On these facts, the IJ determined that Rojas was inadmissible under § 1182(a)(2)(C) because there was a reason to believe that he had been either an illicit trafficker in methamphetamine, a controlled substance, or a knowing conspirator in such trafficking. The IJ also denied Rojas’s applications for cancellation of removal and for voluntary departure and ordered Rojas removed to Mexico. Rojas subsequently appealed the IJ’s decision to the BIA.

In April 2019, without addressing his arguments on the § 1182(a)(2)(C) charge, the BIA dismissed Rojas’s appeal solely on the basis of his inadmissibility under § 1182(a)(6)(A)(i). Rojas then timely filed this petition for review, see 8 U.S.C. § 1252(b)(1), along with a motion for a stay of removal. The government moved to dismiss Rojas’s petition. In July 2019, upon consideration of the parties’ motions, we granted Rojas a limited stay of removal and remanded the case to the BIA for the limited purpose of determining whether Rojas is inadmissible under § 1182(a)(2)(C). In September 2019, the BIA once again dismissed Rojas’s appeal, finding that the record supported the IJ’s determination that there was reason to believe that Rojas was involved in illicit drug trafficking. We now consider the merits of Rojas’s petition.

-3- II.

As a general matter, we lack jurisdiction “to review any final order of removal against [a noncitizen] who is removable by reason of having committed a criminal offense covered” in § 1182(a)(2). Id. § 1252(a)(2)(C). We do, however, have jurisdiction to review “preliminary jurisdictional facts.” Gavilan-Cuate v. Yetter, 276 F.3d 418, 420 (8th Cir. 2002); see also Moussa v. I.N.S., 302 F.3d 823, 825 (8th Cir. 2002) (“[W]e necessarily have jurisdiction to determine our jurisdiction.”); cf. Alzawed v. Barr, 970 F.3d 997, 1000 (8th Cir. 2020) (explaining that we also retain jurisdiction over constitutional claims and questions of law). In doing so, “we review the BIA’s fact-findings for substantial evidence, and . . . its legal determinations, as well as any constitutional challenges, de novo.” Zeah v. Holder, 744 F.3d 577, 580 (8th Cir. 2014) (cleaned up); see also Alzawed, 970 F.3d at 1000 (explaining that when, as here, the BIA “issues a separate opinion instead of summarily affirming” the IJ, we review “the BIA’s decision as the final agency determination”).
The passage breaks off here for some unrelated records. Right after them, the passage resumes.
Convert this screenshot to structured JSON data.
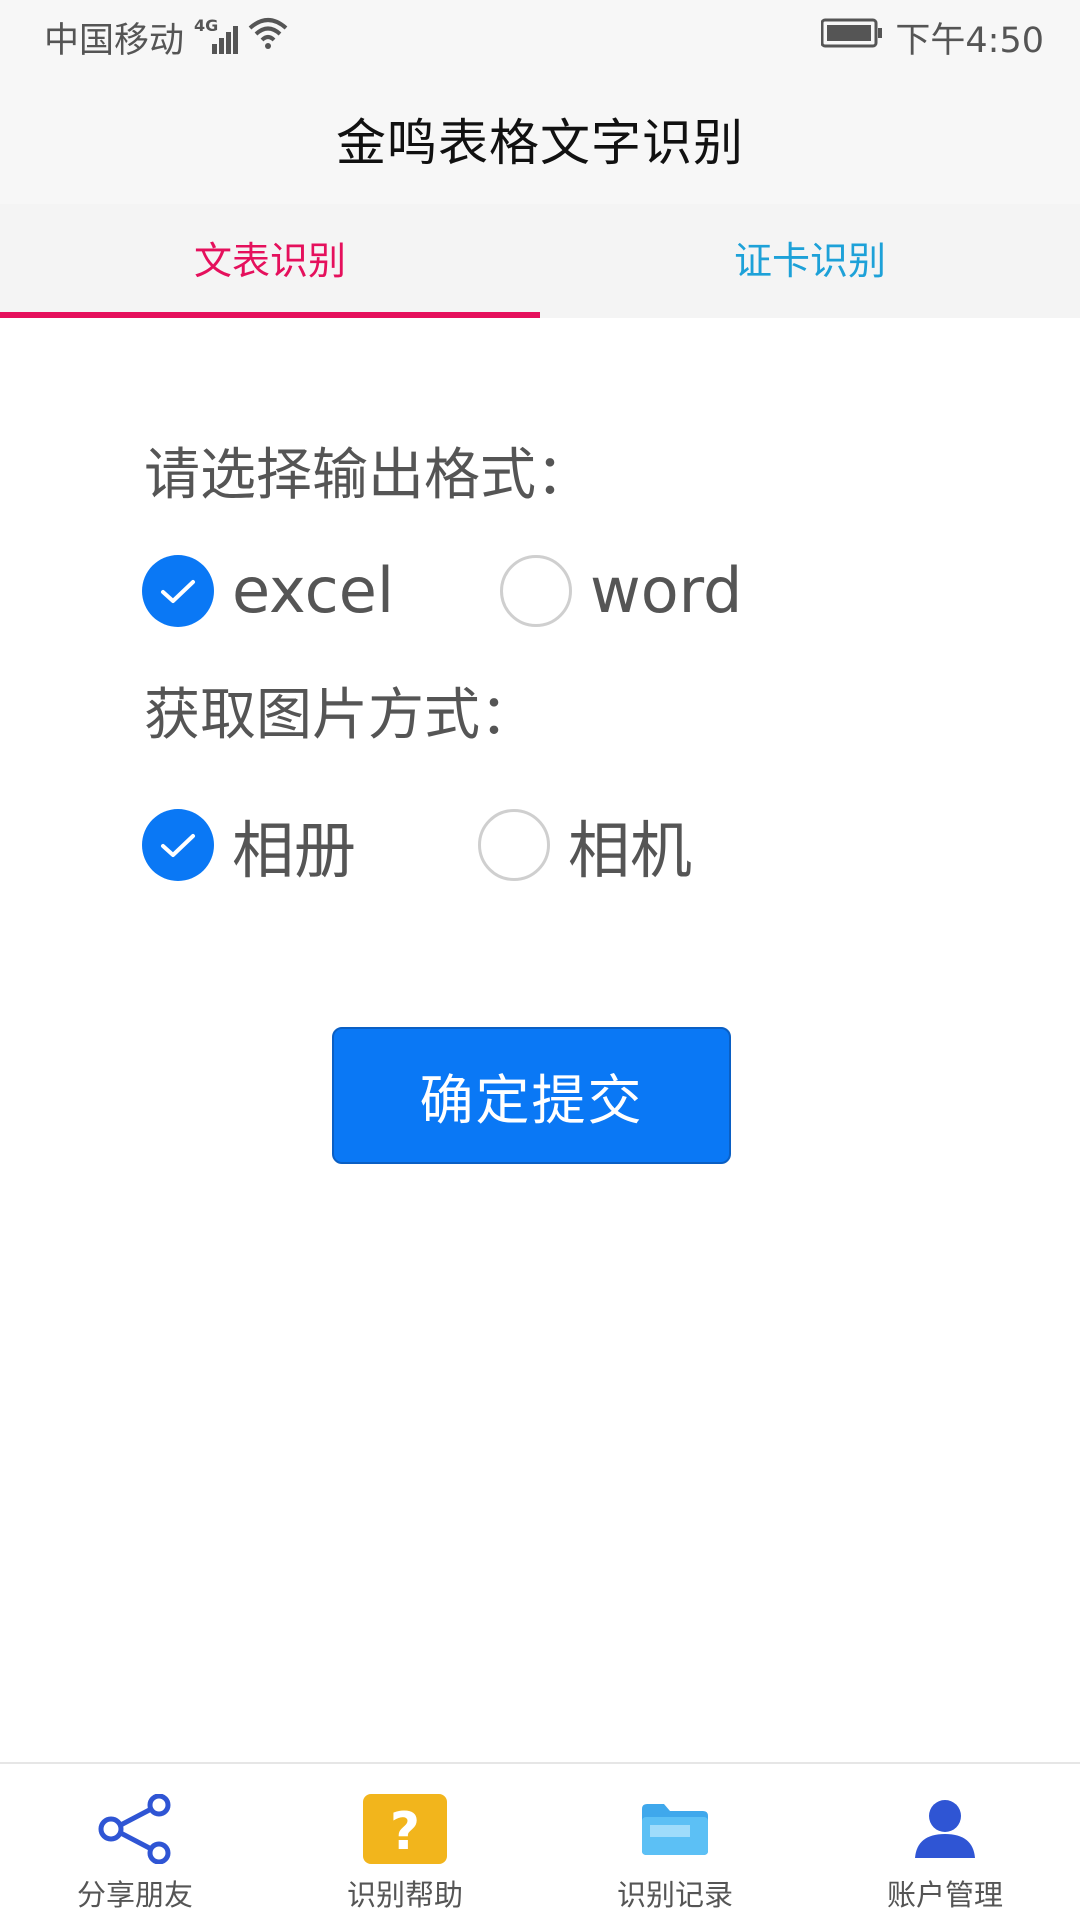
{
  "status_bar": {
    "carrier": "中国移动",
    "network": "4G",
    "time": "下午4:50"
  },
  "app": {
    "title": "金鸣表格文字识别"
  },
  "tabs": [
    {
      "label": "文表识别",
      "active": true
    },
    {
      "label": "证卡识别",
      "active": false
    }
  ],
  "output_format": {
    "label": "请选择输出格式：",
    "options": [
      {
        "label": "excel",
        "checked": true
      },
      {
        "label": "word",
        "checked": false
      }
    ]
  },
  "image_source": {
    "label": "获取图片方式：",
    "options": [
      {
        "label": "相册",
        "checked": true
      },
      {
        "label": "相机",
        "checked": false
      }
    ]
  },
  "submit": {
    "label": "确定提交"
  },
  "bottom_nav": [
    {
      "label": "分享朋友",
      "icon": "share-icon"
    },
    {
      "label": "识别帮助",
      "icon": "help-icon"
    },
    {
      "label": "识别记录",
      "icon": "folder-icon"
    },
    {
      "label": "账户管理",
      "icon": "user-icon"
    }
  ],
  "colors": {
    "accent_blue": "#0a78f5",
    "tab_active": "#e5105c",
    "tab_inactive": "#1da1d8",
    "help_icon": "#f2b51c"
  }
}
To determine whether we have jurisdiction over Rojas’s petition for review, we must therefore determine whether he is “removable by reason of having committed a criminal offense covered in [§] 1182(a)(2),” 8 U.S.C. § 1252(a)(2)(C). The answer to that question depends on whether the BIA “ha[d] reason to believe” that Rojas was “an illicit trafficker in a[] controlled substance” or “a knowing aider, abettor, assister, conspirator, or colluder with others” in such illicit trafficking.1 Id.

1 Because § 1182(a)(2)(C) requires only a “reason to believe” that the noncitizen was involved in illicit drug trafficking, the noncitizen may be found inadmissible even absent a criminal conviction. See Garces v. U.S. Att’y Gen., 611 F.3d 1337, 1345 (11th Cir. 2010) (first citing In re Favela, 16 I. & N.